# Contents

## Idea

Quite generally, one says that an object $A$ in a category or higher category $\mathcal{C}$ satisfies descent along a given morphism $p : \hat X \to X$ in $\mathcal{C}$ if it is a $p$-local object, hence if the induced map – the descent morphism

$\mathcal{C}(X, A) \to \mathcal{C}(\hat X, A)$

is an equivalence. We may read this as saying that every collection of $A$-data on $\hat X$descends” down along $p$ to $X$.

In the context the hom object $\mathcal{C}(\hat X, A)$ is also called the descent object.

While roughly synonyms, typically one speaks of “descent” instead of locality when $\mathcal{C}$ is a category of presheaves or higher presheaves ((2,1)-presheaves, (∞,1)-presheaves, (∞,n)-presheaves).

In this case, in turn, the objects $X$ above are typically representables of a given site (or higher site) and $\hat X$ is either the Cech nerve of a covering family with respect to a chosen coverage/Grothendieck topology, or is the colimit of this Čech nerve: the corresponding sieve (the codescent object).

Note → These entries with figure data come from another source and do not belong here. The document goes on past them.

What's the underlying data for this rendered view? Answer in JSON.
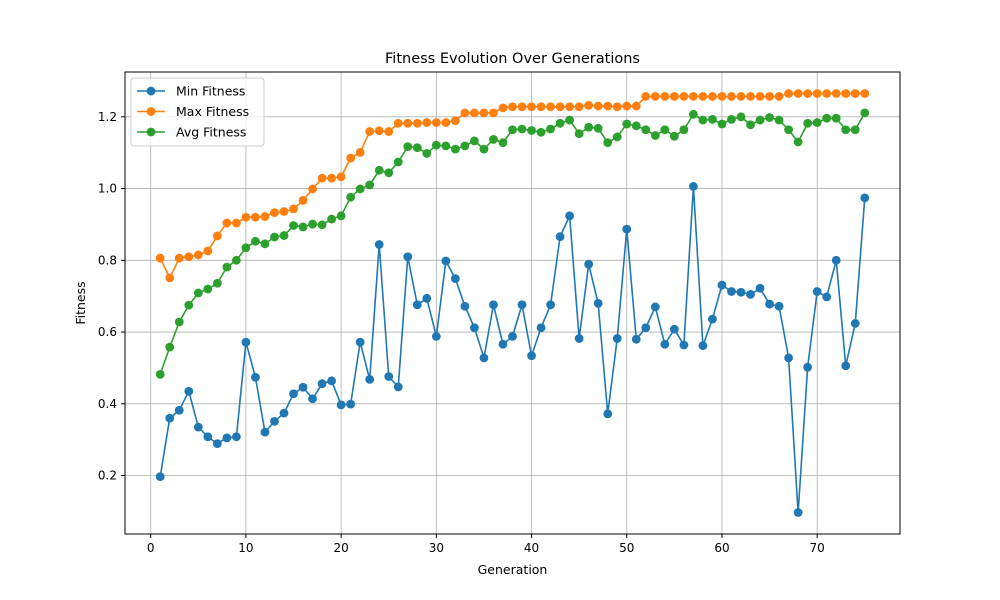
{
  "chart_data": {
    "type": "line",
    "title": "Fitness Evolution Over Generations",
    "xlabel": "Generation",
    "ylabel": "Fitness",
    "xlim": [
      -2.7,
      78.7
    ],
    "ylim": [
      0.037,
      1.325
    ],
    "xticks": [
      0,
      10,
      20,
      30,
      40,
      50,
      60,
      70
    ],
    "yticks": [
      0.2,
      0.4,
      0.6,
      0.8,
      1.0,
      1.2
    ],
    "ytick_labels": [
      "0.2",
      "0.4",
      "0.6",
      "0.8",
      "1.0",
      "1.2"
    ],
    "grid": true,
    "legend": "top-left",
    "x": [
      1,
      2,
      3,
      4,
      5,
      6,
      7,
      8,
      9,
      10,
      11,
      12,
      13,
      14,
      15,
      16,
      17,
      18,
      19,
      20,
      21,
      22,
      23,
      24,
      25,
      26,
      27,
      28,
      29,
      30,
      31,
      32,
      33,
      34,
      35,
      36,
      37,
      38,
      39,
      40,
      41,
      42,
      43,
      44,
      45,
      46,
      47,
      48,
      49,
      50,
      51,
      52,
      53,
      54,
      55,
      56,
      57,
      58,
      59,
      60,
      61,
      62,
      63,
      64,
      65,
      66,
      67,
      68,
      69,
      70,
      71,
      72,
      73,
      74,
      75
    ],
    "series": [
      {
        "name": "Min Fitness",
        "color": "#1f77b4",
        "values": [
          0.197,
          0.36,
          0.382,
          0.435,
          0.335,
          0.308,
          0.289,
          0.305,
          0.308,
          0.572,
          0.474,
          0.321,
          0.351,
          0.374,
          0.428,
          0.446,
          0.414,
          0.456,
          0.464,
          0.397,
          0.399,
          0.572,
          0.468,
          0.844,
          0.476,
          0.447,
          0.81,
          0.676,
          0.694,
          0.588,
          0.798,
          0.749,
          0.672,
          0.612,
          0.528,
          0.676,
          0.566,
          0.588,
          0.676,
          0.534,
          0.612,
          0.676,
          0.866,
          0.924,
          0.582,
          0.789,
          0.68,
          0.372,
          0.582,
          0.887,
          0.58,
          0.612,
          0.67,
          0.566,
          0.608,
          0.564,
          1.006,
          0.562,
          0.636,
          0.731,
          0.713,
          0.711,
          0.705,
          0.722,
          0.678,
          0.672,
          0.528,
          0.097,
          0.502,
          0.713,
          0.698,
          0.8,
          0.506,
          0.624,
          0.974
        ]
      },
      {
        "name": "Max Fitness",
        "color": "#ff7f0e",
        "values": [
          0.806,
          0.751,
          0.806,
          0.81,
          0.815,
          0.826,
          0.868,
          0.904,
          0.904,
          0.92,
          0.92,
          0.922,
          0.933,
          0.936,
          0.943,
          0.967,
          0.999,
          1.029,
          1.029,
          1.033,
          1.085,
          1.101,
          1.159,
          1.161,
          1.159,
          1.182,
          1.182,
          1.182,
          1.184,
          1.184,
          1.184,
          1.189,
          1.211,
          1.211,
          1.211,
          1.211,
          1.225,
          1.228,
          1.228,
          1.228,
          1.228,
          1.228,
          1.228,
          1.228,
          1.228,
          1.232,
          1.23,
          1.23,
          1.228,
          1.23,
          1.23,
          1.257,
          1.257,
          1.257,
          1.257,
          1.257,
          1.257,
          1.257,
          1.257,
          1.257,
          1.257,
          1.257,
          1.257,
          1.257,
          1.257,
          1.257,
          1.265,
          1.265,
          1.265,
          1.265,
          1.265,
          1.265,
          1.265,
          1.265,
          1.265
        ]
      },
      {
        "name": "Avg Fitness",
        "color": "#2ca02c",
        "values": [
          0.482,
          0.558,
          0.628,
          0.675,
          0.709,
          0.72,
          0.736,
          0.781,
          0.8,
          0.835,
          0.853,
          0.846,
          0.865,
          0.869,
          0.897,
          0.893,
          0.901,
          0.899,
          0.915,
          0.924,
          0.976,
          0.999,
          1.01,
          1.051,
          1.044,
          1.074,
          1.117,
          1.114,
          1.098,
          1.121,
          1.119,
          1.11,
          1.119,
          1.133,
          1.11,
          1.137,
          1.128,
          1.164,
          1.166,
          1.162,
          1.157,
          1.166,
          1.182,
          1.191,
          1.153,
          1.171,
          1.168,
          1.128,
          1.144,
          1.18,
          1.175,
          1.164,
          1.148,
          1.164,
          1.146,
          1.164,
          1.207,
          1.191,
          1.193,
          1.18,
          1.193,
          1.2,
          1.178,
          1.191,
          1.198,
          1.191,
          1.164,
          1.13,
          1.182,
          1.184,
          1.196,
          1.196,
          1.164,
          1.164,
          1.211
        ]
      }
    ]
  }
}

The descent condition then says that the presheaf $X$ satisfies the sheaf-condition (stack-condition, (∞,1)-sheaf/∞-stack-condition, etc.) for this given covering family.

Whether one takes $\hat X$ to be the Cech nerve or the corresponding sieve depends on homotopical details of the setup. If $\mathcal{C}$ is taken to be an (∞,1)-category, then it typically does not matter. But if $\mathcal{C}$ is instead just a homotopical category presenting the desired higher category, then $\hat X$ needs to satisfy some extra conditions (such as cofibrancy) to ensure that $\mathcal{C}(\hat X, A)$ is indeed the correct descent object, and not too small.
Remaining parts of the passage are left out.